3 Warren Buffett Stocks for Retirees

10/12/17

By Anders Bylund, Motley Fool

Retirement is not the end of your investing days. Managing your nest egg throughout those golden years can be just as demanding as building those retirement savings in the first place. As always, the first place to look for investment advice would be around the Oracle of Omaha, Berkshire Hathaway (NYSE:BRK-A) (NYSE:BRK-B) CEO Warren Buffett.

So we asked a trio of your fellow investors here at The Motley Fool how Buffett's sage advice could work for retirees today. Read on to see why they zeroed in on Buffett favorites Costco Wholesale (NASDAQ:COST), Phillips 66 (NYSE:PSX), and Mastercard (NYSE:MA).

Close-up photo of Berkshire Hathaway CEO and chairman, Warren Buffett.

IMAGE SOURCE: THE MOTLEY FOOL.

Make a refined choice for your portfolio

Dan Caplinger (Phillips 66): Retirees like stocks that have a combination of growth potential and reliable income. Even though the refinery industry might seem like a risky proposition because of the considerable volatility in the energy sector in recent years, Phillips 66 carries the Warren Buffett seal of approval and has held up well regardless of crude's movements.

In 2015, Buffett made a big purchase of Phillips 66 stock, timing his entry well in light of the fact that crude oil had already fallen to about $40 per barrel. Refining has a clear competitive moat, because getting approvals for new refining facilities is almost impossible in the current regulatory environment. As it turned out, cheaper crude gave Phillips 66 a chance at potentially wider spreads and margin figures, boosting its profitability. Buffett added to positions subsequently, and the stock has fared quite well.

Phillips 66 hasn't just hit new all-time highs recently. It also continues to pay a solid dividend that currently yields 3%. With prices at the pump having followed the recently upward track of crude oil prices, Phillips 66 looks poised to keep its margins wide and its profits healthy for the foreseeable future. That's good news for any retiree looking for conservative growth.

How to change the world and still turn a profit

Anders Bylund (Costco): Buffett holds a modest 1% stake in Costco, and Berkshire Hathaway Vice Chairman Charlie Munger has held a seat at the retailer's board of directors since 1997. In an old Forbes article, Munger had nothing but praise for Costco's impact on the business world:

"It's hard to think of people who've done more in my lifetime to change the world of retailing for good, for added human happiness for the customer," Munger said. "Generally speaking, I believe Costco does more for civilization than the Rockefeller Foundation."

Costco's spin on retail operations is indeed a unique one.
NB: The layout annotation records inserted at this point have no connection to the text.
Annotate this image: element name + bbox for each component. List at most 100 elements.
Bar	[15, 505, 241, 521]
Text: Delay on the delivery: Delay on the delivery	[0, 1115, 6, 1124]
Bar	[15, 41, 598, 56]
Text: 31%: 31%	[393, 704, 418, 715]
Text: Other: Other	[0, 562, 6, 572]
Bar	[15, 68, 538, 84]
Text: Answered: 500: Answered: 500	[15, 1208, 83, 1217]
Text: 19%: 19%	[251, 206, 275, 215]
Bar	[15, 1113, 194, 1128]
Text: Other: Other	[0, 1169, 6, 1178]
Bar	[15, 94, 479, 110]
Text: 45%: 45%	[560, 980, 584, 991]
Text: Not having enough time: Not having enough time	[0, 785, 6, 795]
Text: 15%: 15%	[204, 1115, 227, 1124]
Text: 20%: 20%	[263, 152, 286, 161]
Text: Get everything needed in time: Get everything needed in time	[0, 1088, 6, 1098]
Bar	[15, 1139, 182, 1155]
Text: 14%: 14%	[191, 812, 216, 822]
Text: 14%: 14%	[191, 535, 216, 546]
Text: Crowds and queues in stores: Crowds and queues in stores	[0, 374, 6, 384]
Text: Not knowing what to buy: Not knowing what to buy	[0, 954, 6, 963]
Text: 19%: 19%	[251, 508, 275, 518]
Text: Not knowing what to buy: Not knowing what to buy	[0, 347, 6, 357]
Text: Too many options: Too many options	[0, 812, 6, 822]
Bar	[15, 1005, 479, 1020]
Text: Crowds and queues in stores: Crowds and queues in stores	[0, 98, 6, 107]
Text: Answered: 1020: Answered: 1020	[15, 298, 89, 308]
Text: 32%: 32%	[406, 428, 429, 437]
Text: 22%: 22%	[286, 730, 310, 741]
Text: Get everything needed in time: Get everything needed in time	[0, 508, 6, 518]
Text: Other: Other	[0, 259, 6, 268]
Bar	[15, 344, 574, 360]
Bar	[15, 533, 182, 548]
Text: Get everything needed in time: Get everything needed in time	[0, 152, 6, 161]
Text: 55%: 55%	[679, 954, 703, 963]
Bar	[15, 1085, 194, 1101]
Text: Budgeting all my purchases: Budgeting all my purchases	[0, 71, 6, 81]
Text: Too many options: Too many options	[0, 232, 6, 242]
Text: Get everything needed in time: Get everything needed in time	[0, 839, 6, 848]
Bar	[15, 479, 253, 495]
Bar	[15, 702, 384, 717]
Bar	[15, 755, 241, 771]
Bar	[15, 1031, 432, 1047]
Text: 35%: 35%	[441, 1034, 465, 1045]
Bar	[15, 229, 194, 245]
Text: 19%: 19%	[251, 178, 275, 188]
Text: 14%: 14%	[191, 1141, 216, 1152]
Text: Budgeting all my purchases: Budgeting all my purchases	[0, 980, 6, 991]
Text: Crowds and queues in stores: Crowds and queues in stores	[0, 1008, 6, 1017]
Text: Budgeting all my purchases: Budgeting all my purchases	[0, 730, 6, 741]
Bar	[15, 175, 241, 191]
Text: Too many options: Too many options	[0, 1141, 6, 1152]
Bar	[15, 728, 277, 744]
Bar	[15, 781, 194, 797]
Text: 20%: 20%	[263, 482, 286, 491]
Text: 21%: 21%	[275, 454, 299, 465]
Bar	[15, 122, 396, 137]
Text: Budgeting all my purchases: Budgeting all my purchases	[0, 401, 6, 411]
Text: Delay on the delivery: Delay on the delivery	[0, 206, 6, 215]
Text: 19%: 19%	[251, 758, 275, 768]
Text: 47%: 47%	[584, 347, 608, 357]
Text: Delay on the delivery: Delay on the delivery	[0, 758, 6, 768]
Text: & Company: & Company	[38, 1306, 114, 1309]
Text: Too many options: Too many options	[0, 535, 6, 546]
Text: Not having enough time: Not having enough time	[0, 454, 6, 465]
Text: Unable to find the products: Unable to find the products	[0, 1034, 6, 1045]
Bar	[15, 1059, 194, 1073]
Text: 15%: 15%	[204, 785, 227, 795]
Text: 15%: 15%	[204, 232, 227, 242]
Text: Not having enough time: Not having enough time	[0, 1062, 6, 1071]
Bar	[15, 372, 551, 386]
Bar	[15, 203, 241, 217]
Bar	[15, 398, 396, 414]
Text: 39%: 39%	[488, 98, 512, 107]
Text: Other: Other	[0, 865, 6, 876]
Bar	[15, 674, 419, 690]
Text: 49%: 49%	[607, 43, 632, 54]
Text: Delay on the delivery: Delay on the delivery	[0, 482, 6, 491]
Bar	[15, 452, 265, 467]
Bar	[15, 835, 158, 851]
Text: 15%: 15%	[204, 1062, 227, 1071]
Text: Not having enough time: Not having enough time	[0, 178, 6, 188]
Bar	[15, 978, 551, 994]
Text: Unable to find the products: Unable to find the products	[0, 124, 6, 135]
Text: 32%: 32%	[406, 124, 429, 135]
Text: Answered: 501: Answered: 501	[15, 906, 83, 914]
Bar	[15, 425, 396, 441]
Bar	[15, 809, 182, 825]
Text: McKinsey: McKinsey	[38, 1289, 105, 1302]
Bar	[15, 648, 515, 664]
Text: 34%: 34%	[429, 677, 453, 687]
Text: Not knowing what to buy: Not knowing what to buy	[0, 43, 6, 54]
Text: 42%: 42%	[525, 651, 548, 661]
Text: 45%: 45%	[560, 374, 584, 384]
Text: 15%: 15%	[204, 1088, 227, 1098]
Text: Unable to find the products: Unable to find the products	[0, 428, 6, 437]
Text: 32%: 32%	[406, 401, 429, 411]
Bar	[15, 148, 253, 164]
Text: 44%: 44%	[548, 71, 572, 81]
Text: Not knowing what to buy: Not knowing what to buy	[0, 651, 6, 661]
The company is known for its generous salaries and high-quality benefits packages, making it one of the best places to work in 2017 according to Glassdoor. Retail is a notoriously low-margin business in the first place, and Costco's willingness to spend more on its employees adds even more pressure to those slim profit margins.

The company gets around the lack of retail profits by charging an annual premium for Costco memberships, which are required if you want to go shopping at these stores. Those fees added up to $2.9 billion over the last four quarters with no related expenses to speak of, so memberships accounted for a staggering 71% of Costco's pre-tax profits. From a different angle, Costco's free cash flows would have been a negative $700 million without the membership dues. This is par for the course, a pattern that repeats, year after year, over the long run.

So Costco makes the world a better place by taking active care of its workers, and find innovative ways to pay the bills and also power a modest 1.5% dividend yield. The company has millions of loyal fans and is likely to stay healthy for decades to come. If you're looking for a solid and safe investment that helps you sleep at night, Costco might be it.

Five credit cards fanned out on a dark table.

IMAGE SOURCE: GETTY IMAGES.

Even retirees should invest for growth

Jason Hall (Mastercard): If you're retired (or close to it), there's a good chance you're 65 or older. According to the Social Security Administration, the average man who lives to 65 will live another 19-plus years, while the average woman will live almost 22 years longer.

Considering how many retirees will outlive their retirement savings, investing a portion of your portfolio in high-quality growth stocks can make a huge difference in your quality of life in later years. Mastercard in an excellent place to start.

As one of the world's biggest electronic payments processors, the company is already a key partner for thousands of financial institutions and hundreds of thousands of merchants worldwide. Mastercard also has strong brand equity and recognition with consumers. These two things have already paid off for the company as it works to grow its global reach.

And the global growth prospects for electronic payments are extraordinary. Over the next decade and change, the global middle class will expand by 1 billion people, a number that will drive the growth of electronic payments from its current levels of less than 15% of all transactions.

There will be plenty of competition along the way, but Mastercard is so well-established, trusted, affordable for merchants and profitable for financial partners, that it should be one of the biggest beneficiaries from this global trend. Retirees should consider Mastercard as a cornerstone stock for their growth portfolio.